On the other side of the aisle is this fascinating tidbit from “As Time Goes By,” a biography of Ingrid Bergman by Lawrence Leamer: According to Bergman’s ex-husband, Petter Lindstrom, the actress heard Goebbels talk at a Nazi rally in Hamburg and said he gave a “fantastic speech.” (But ex-husbands are not the most reliable narrators, and late in her life, while she was dying of cancer, Bergman bravely gave a stellar performance in the television miniseries “A Woman Called Golda,” about Israel’s first – and to date only – woman prime minister, Golda Meir.)
Paul Henreid, who played the dashing Resistance leader Victor Laszlo – who perhaps was not dashing enough for his wife, Bergman’s character Ilsa Lund – was a member of the Austrian aristocracy whose father had been knighted by Emperor Franz Joseph I. But the family money was lost when the future freedom fighter was a child, and he embarked on a career on the Austrian stage. According to his autobiography “Ladies’ Man” (written with Julius Fast), Henreid was just about to sign a contract with a top movie studio in Berlin when he was asked to sign a paper joining the National Socialist Actors’ Guild of Germany, effectively becoming a Nazi. “He tore up the contract and returned to Vienna,” Harmetz writes, “a bold gesture that left him naked [meaning penniless, as used by Henreid himself] in England after Hitler annexed Austria in 1938.” (Henreid was appearing in a play in London at the time, as Prince Albert, in fact.)
The featured players – as distinguished from the stars – had their own fascinating stories. Conrad Veidt, for example, who portrayed the reptilian Major Strasser, was not Jewish but is admired for heroically standing up to the Nazis. (There is even a Conrad Veidt Society and website.) John Soister and Pat Wilks Battle write in “Conrad Veidt On Screen,” “Before leaving for England, Connie married … the Jewish Lily Prager…. When they left Germany in April 1933 he had to fill out a form asking his reasons for leaving the country. Connie, a gentile, scrawled the word ‘Jude,’ Jew.” Veidt portrayed Jews sympathetically in his British films “The Wandering Jew” and “Jew Süss,” earning Goebbel’s vitriol.
Like Veidt, Hans Twardowski and Helmut Dantine were not Jewish but had fled Germany for reasons of their own. (Twardowski, who played a Nazi officer, was homosexual, and Dantine, who played the young Bulgarian husband, had been “the leader of the anti-Nazi youth movement in Vienna,” according to Harmetz, and had been interned briefly in a concentration camp.)

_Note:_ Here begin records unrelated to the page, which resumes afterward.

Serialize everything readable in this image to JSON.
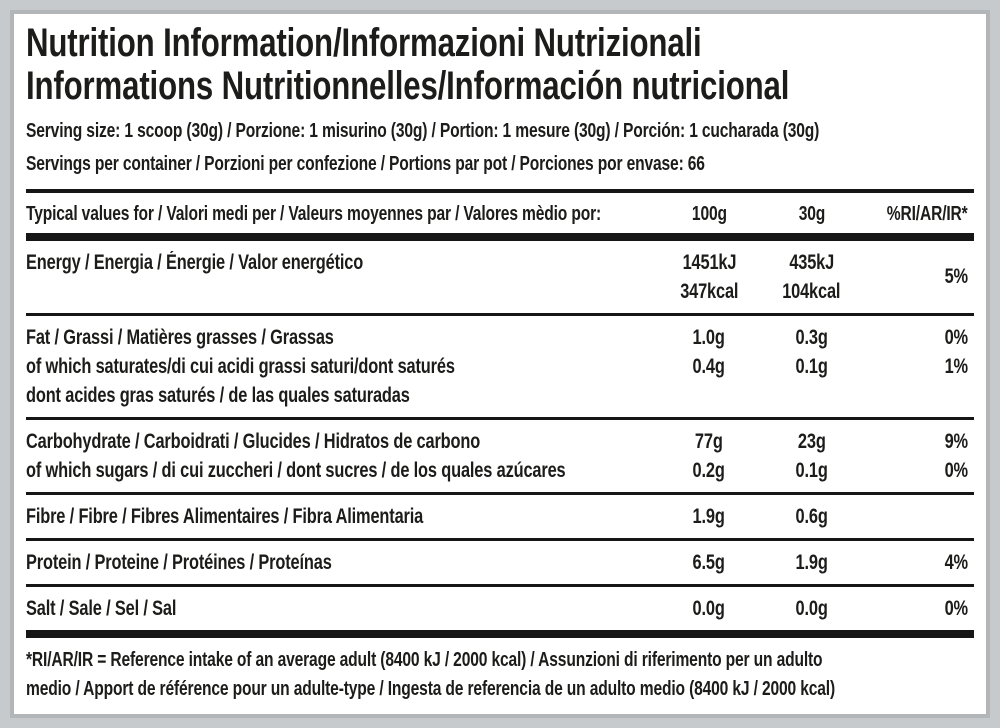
{
  "colors": {
    "page_background": "#c7cacc",
    "label_background": "#ffffff",
    "label_border": "#b2b6b8",
    "text": "#1c1c1a",
    "rule": "#161616"
  },
  "title": {
    "line1": "Nutrition Information/Informazioni Nutrizionali",
    "line2": "Informations Nutritionnelles/Información nutricional"
  },
  "serving": {
    "size_line": "Serving size: 1 scoop (30g) / Porzione: 1 misurino (30g) / Portion: 1 mesure (30g) / Porción: 1 cucharada (30g)",
    "per_container_line": "Servings per container / Porzioni per confezione / Portions par pot / Porciones por envase: 66"
  },
  "table": {
    "header": {
      "label": "Typical values for / Valori medi per / Valeurs moyennes par / Valores mèdio por:",
      "col_100g": "100g",
      "col_30g": "30g",
      "col_ri": "%RI/AR/IR*"
    },
    "energy": {
      "label": "Energy / Energia / Énergie / Valor energético",
      "v100_kj": "1451kJ",
      "v100_kcal": "347kcal",
      "v30_kj": "435kJ",
      "v30_kcal": "104kcal",
      "ri": "5%"
    },
    "sections": [
      {
        "name": "fat",
        "rows": [
          {
            "label": "Fat / Grassi / Matières grasses / Grassas",
            "v100": "1.0g",
            "v30": "0.3g",
            "ri": "0%"
          },
          {
            "label": "of which saturates/di cui acidi grassi saturi/dont saturés",
            "v100": "0.4g",
            "v30": "0.1g",
            "ri": "1%"
          },
          {
            "label": "dont acides gras saturés / de las quales saturadas",
            "v100": "",
            "v30": "",
            "ri": ""
          }
        ]
      },
      {
        "name": "carbohydrate",
        "rows": [
          {
            "label": "Carbohydrate / Carboidrati / Glucides / Hidratos de carbono",
            "v100": "77g",
            "v30": "23g",
            "ri": "9%"
          },
          {
            "label": "of which sugars / di cui zuccheri / dont sucres / de los quales azúcares",
            "v100": "0.2g",
            "v30": "0.1g",
            "ri": "0%"
          }
        ]
      },
      {
        "name": "fibre",
        "rows": [
          {
            "label": "Fibre / Fibre / Fibres Alimentaires / Fibra Alimentaria",
            "v100": "1.9g",
            "v30": "0.6g",
            "ri": ""
          }
        ]
      },
      {
        "name": "protein",
        "rows": [
          {
            "label": "Protein / Proteine / Protéines / Proteínas",
            "v100": "6.5g",
            "v30": "1.9g",
            "ri": "4%"
          }
        ]
      },
      {
        "name": "salt",
        "rows": [
          {
            "label": "Salt / Sale / Sel / Sal",
            "v100": "0.0g",
            "v30": "0.0g",
            "ri": "0%"
          }
        ]
      }
    ]
  },
  "footnote": {
    "line1": "*RI/AR/IR = Reference intake of an average adult (8400 kJ / 2000 kcal) / Assunzioni di riferimento per un adulto",
    "line2": "medio / Apport de référence pour un adulte-type / Ingesta de referencia de un adulto medio (8400 kJ / 2000 kcal)"
  }
}
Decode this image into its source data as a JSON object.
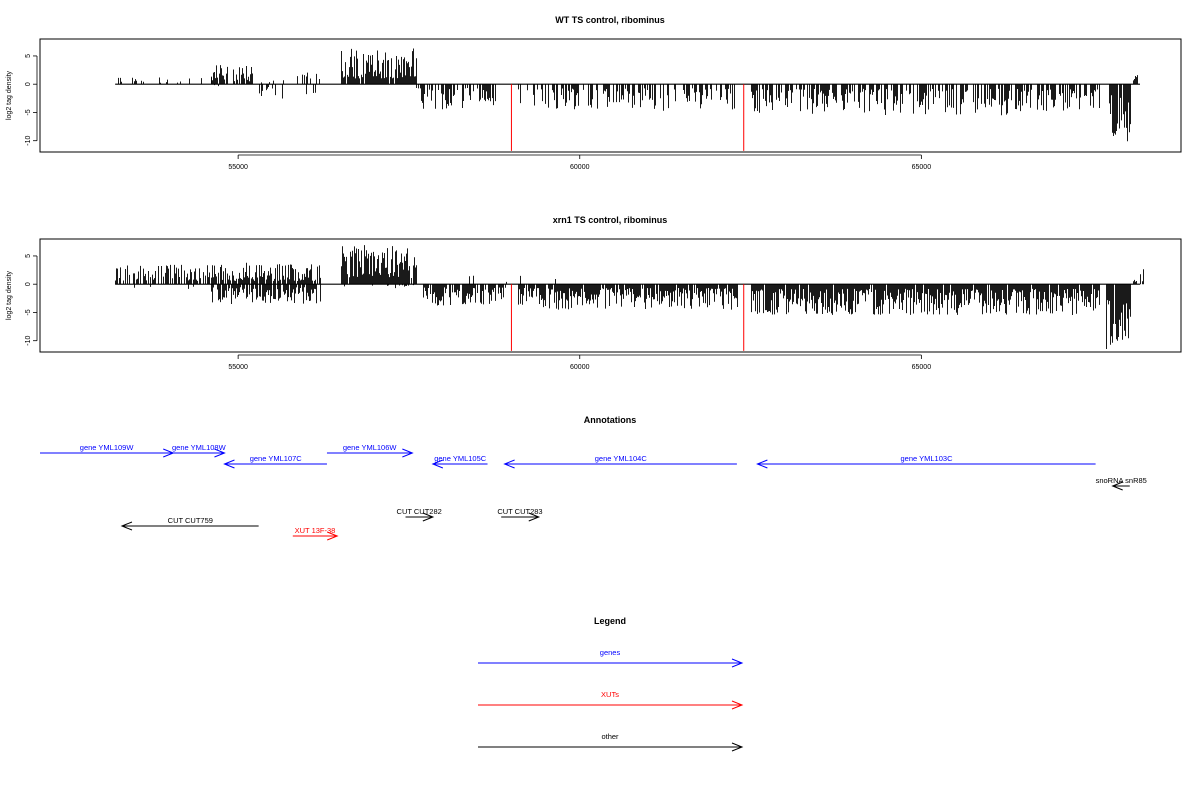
{
  "colors": {
    "genes": "#0000ff",
    "xuts": "#ff0000",
    "other": "#000000",
    "marker": "#ff0000",
    "bars": "#000000"
  },
  "chart_data": [
    {
      "type": "bar",
      "title": "WT TS control, ribominus",
      "xlabel": "",
      "ylabel": "log2 tag density",
      "xlim": [
        52100,
        68800
      ],
      "ylim": [
        -12,
        8
      ],
      "xticks": [
        55000,
        60000,
        65000
      ],
      "yticks": [
        -10,
        -5,
        0,
        5
      ],
      "baseline": [
        53200,
        68200
      ],
      "markers": [
        59000,
        62400
      ],
      "segments": [
        {
          "from": 53200,
          "to": 54600,
          "side": "plus",
          "amp": 1.6,
          "density": 0.15,
          "seed": 11
        },
        {
          "from": 54600,
          "to": 55200,
          "side": "plus",
          "amp": 3.5,
          "density": 0.65,
          "seed": 12
        },
        {
          "from": 54600,
          "to": 54700,
          "side": "minus",
          "amp": 1.0,
          "density": 0.2,
          "seed": 13
        },
        {
          "from": 55300,
          "to": 55700,
          "side": "minus",
          "amp": 3.0,
          "density": 0.3,
          "seed": 14
        },
        {
          "from": 55300,
          "to": 55700,
          "side": "plus",
          "amp": 1.2,
          "density": 0.12,
          "seed": 15
        },
        {
          "from": 55800,
          "to": 56300,
          "side": "plus",
          "amp": 2.5,
          "density": 0.2,
          "seed": 16
        },
        {
          "from": 55800,
          "to": 56300,
          "side": "minus",
          "amp": 2.0,
          "density": 0.12,
          "seed": 17
        },
        {
          "from": 56500,
          "to": 57600,
          "side": "plus",
          "amp": 6.5,
          "density": 0.95,
          "seed": 18
        },
        {
          "from": 57600,
          "to": 58800,
          "side": "minus",
          "amp": 4.5,
          "density": 0.55,
          "seed": 19
        },
        {
          "from": 59100,
          "to": 62300,
          "side": "minus",
          "amp": 4.8,
          "density": 0.5,
          "seed": 20
        },
        {
          "from": 62500,
          "to": 67600,
          "side": "minus",
          "amp": 5.5,
          "density": 0.6,
          "seed": 21
        },
        {
          "from": 67750,
          "to": 68050,
          "side": "minus",
          "amp": 11.0,
          "density": 0.95,
          "seed": 22
        },
        {
          "from": 68100,
          "to": 68150,
          "side": "plus",
          "amp": 1.8,
          "density": 1.0,
          "seed": 23
        }
      ]
    },
    {
      "type": "bar",
      "title": "xrn1 TS control, ribominus",
      "xlabel": "",
      "ylabel": "log2 tag density",
      "xlim": [
        52100,
        68800
      ],
      "ylim": [
        -12,
        8
      ],
      "xticks": [
        55000,
        60000,
        65000
      ],
      "yticks": [
        -10,
        -5,
        0,
        5
      ],
      "baseline": [
        53200,
        68200
      ],
      "markers": [
        59000,
        62400
      ],
      "segments": [
        {
          "from": 53200,
          "to": 54600,
          "side": "plus",
          "amp": 3.5,
          "density": 0.55,
          "seed": 31
        },
        {
          "from": 53200,
          "to": 54600,
          "side": "minus",
          "amp": 1.0,
          "density": 0.08,
          "seed": 32
        },
        {
          "from": 54600,
          "to": 56200,
          "side": "plus",
          "amp": 3.8,
          "density": 0.85,
          "seed": 33
        },
        {
          "from": 54600,
          "to": 56200,
          "side": "minus",
          "amp": 3.5,
          "density": 0.75,
          "seed": 34
        },
        {
          "from": 56500,
          "to": 57600,
          "side": "plus",
          "amp": 7.0,
          "density": 0.95,
          "seed": 35
        },
        {
          "from": 56500,
          "to": 57600,
          "side": "minus",
          "amp": 1.0,
          "density": 0.1,
          "seed": 36
        },
        {
          "from": 57700,
          "to": 58900,
          "side": "minus",
          "amp": 3.8,
          "density": 0.75,
          "seed": 37
        },
        {
          "from": 58300,
          "to": 59800,
          "side": "plus",
          "amp": 2.0,
          "density": 0.05,
          "seed": 38
        },
        {
          "from": 59100,
          "to": 62300,
          "side": "minus",
          "amp": 4.5,
          "density": 0.9,
          "seed": 39
        },
        {
          "from": 62500,
          "to": 67600,
          "side": "minus",
          "amp": 5.5,
          "density": 0.95,
          "seed": 40
        },
        {
          "from": 67700,
          "to": 68050,
          "side": "minus",
          "amp": 11.5,
          "density": 0.95,
          "seed": 41
        },
        {
          "from": 68100,
          "to": 68250,
          "side": "plus",
          "amp": 2.8,
          "density": 0.8,
          "seed": 42
        }
      ]
    }
  ],
  "annotations": {
    "title": "Annotations",
    "items": [
      {
        "label": "gene YML109W",
        "kind": "genes",
        "start": 52100,
        "end": 54050,
        "strand": "+",
        "row": 0
      },
      {
        "label": "gene YML108W",
        "kind": "genes",
        "start": 54050,
        "end": 54800,
        "strand": "+",
        "row": 0
      },
      {
        "label": "gene YML107C",
        "kind": "genes",
        "start": 56300,
        "end": 54800,
        "strand": "-",
        "row": 1
      },
      {
        "label": "gene YML106W",
        "kind": "genes",
        "start": 56300,
        "end": 57550,
        "strand": "+",
        "row": 0
      },
      {
        "label": "gene YML105C",
        "kind": "genes",
        "start": 58650,
        "end": 57850,
        "strand": "-",
        "row": 1
      },
      {
        "label": "gene YML104C",
        "kind": "genes",
        "start": 62300,
        "end": 58900,
        "strand": "-",
        "row": 1
      },
      {
        "label": "gene YML103C",
        "kind": "genes",
        "start": 67550,
        "end": 62600,
        "strand": "-",
        "row": 1
      },
      {
        "label": "snoRNA snR85",
        "kind": "other",
        "start": 68050,
        "end": 67800,
        "strand": "-",
        "row": 2
      },
      {
        "label": "CUT CUT759",
        "kind": "other",
        "start": 55300,
        "end": 53300,
        "strand": "-",
        "row": 4
      },
      {
        "label": "XUT 13F-38",
        "kind": "xuts",
        "start": 55800,
        "end": 56450,
        "strand": "+",
        "row": 5
      },
      {
        "label": "CUT CUT282",
        "kind": "other",
        "start": 57450,
        "end": 57850,
        "strand": "+",
        "row": 3
      },
      {
        "label": "CUT CUT283",
        "kind": "other",
        "start": 58850,
        "end": 59400,
        "strand": "+",
        "row": 3
      }
    ]
  },
  "legend": {
    "title": "Legend",
    "items": [
      {
        "label": "genes",
        "kind": "genes"
      },
      {
        "label": "XUTs",
        "kind": "xuts"
      },
      {
        "label": "other",
        "kind": "other"
      }
    ]
  }
}
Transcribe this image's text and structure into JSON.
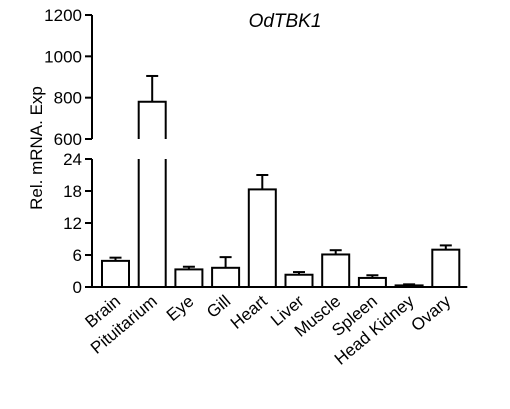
{
  "chart_data": {
    "type": "bar",
    "title": "OdTBK1",
    "xlabel": "",
    "ylabel": "Rel. mRNA. Exp",
    "categories": [
      "Brain",
      "Pituitarium",
      "Eye",
      "Gill",
      "Heart",
      "Liver",
      "Muscle",
      "Spleen",
      "Head Kidney",
      "Ovary"
    ],
    "series": [
      {
        "values": [
          4.9,
          780,
          3.3,
          3.6,
          18.3,
          2.3,
          6.1,
          1.7,
          0.3,
          7.0
        ],
        "errors": [
          0.6,
          125,
          0.5,
          2.0,
          2.7,
          0.5,
          0.8,
          0.5,
          0.2,
          0.8
        ]
      }
    ],
    "axis_break": {
      "lower_range": [
        0,
        24
      ],
      "upper_range": [
        600,
        1200
      ],
      "lower_ticks": [
        "0",
        "6",
        "12",
        "18",
        "24"
      ],
      "upper_ticks": [
        "600",
        "800",
        "1000",
        "1200"
      ]
    },
    "bar_fill": "#ffffff",
    "bar_stroke": "#000000",
    "grid": false,
    "legend": "none"
  }
}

Harmetz wryly writes that “Hitler had made sure that Hollywood was full of German, Austrian, Hungarian, Polish, and French actors” fleeing Nazified Europe. She cites an astonishing and sobering figure that points up the harsh reality beneath the fantasy world of the film: “Of the 75 actors and actresses who had bit parts and larger roles in ‘Casablanca,’ almost all were immigrants of one kind or another. Of the 14 who were given screen credit, only Humphrey Bogart, Dooley Wilson, and Joy Page had been born in America.” It is as if the set itself had been a little Casablanca, with a jumble of accents and histories and lost homelands and despair.
And yet, not only did the refugees lend their attesting presence to the film, they also contributed humor, as in the performance of the endearing “Cuddles” (S.Z. Sakall) as the cafe’s headwaiter and the couple happily practicing their English before they leave for America: “My dear, what watch?” “Ten watch.”
The director, Michael Curtiz, “was as much an immigrant Jew as the refugees he cast in his movie. He was a holiday Jew from an Orthodox family…. But Curtiz knew that his secular status didn’t matter to Hitler. He brought his mother to America in 1938, but he could only get his two brothers as far as Mexico, where they spent a year waiting for visas. His sister survived Auschwitz, but her husband, her daughter, and two of her sons did not.”
I could go on and on, but I’d rather that you read Harmetz’s rich book and view again the rich film she writes about. It is a film, I suspect, that will seem even richer as time goes by.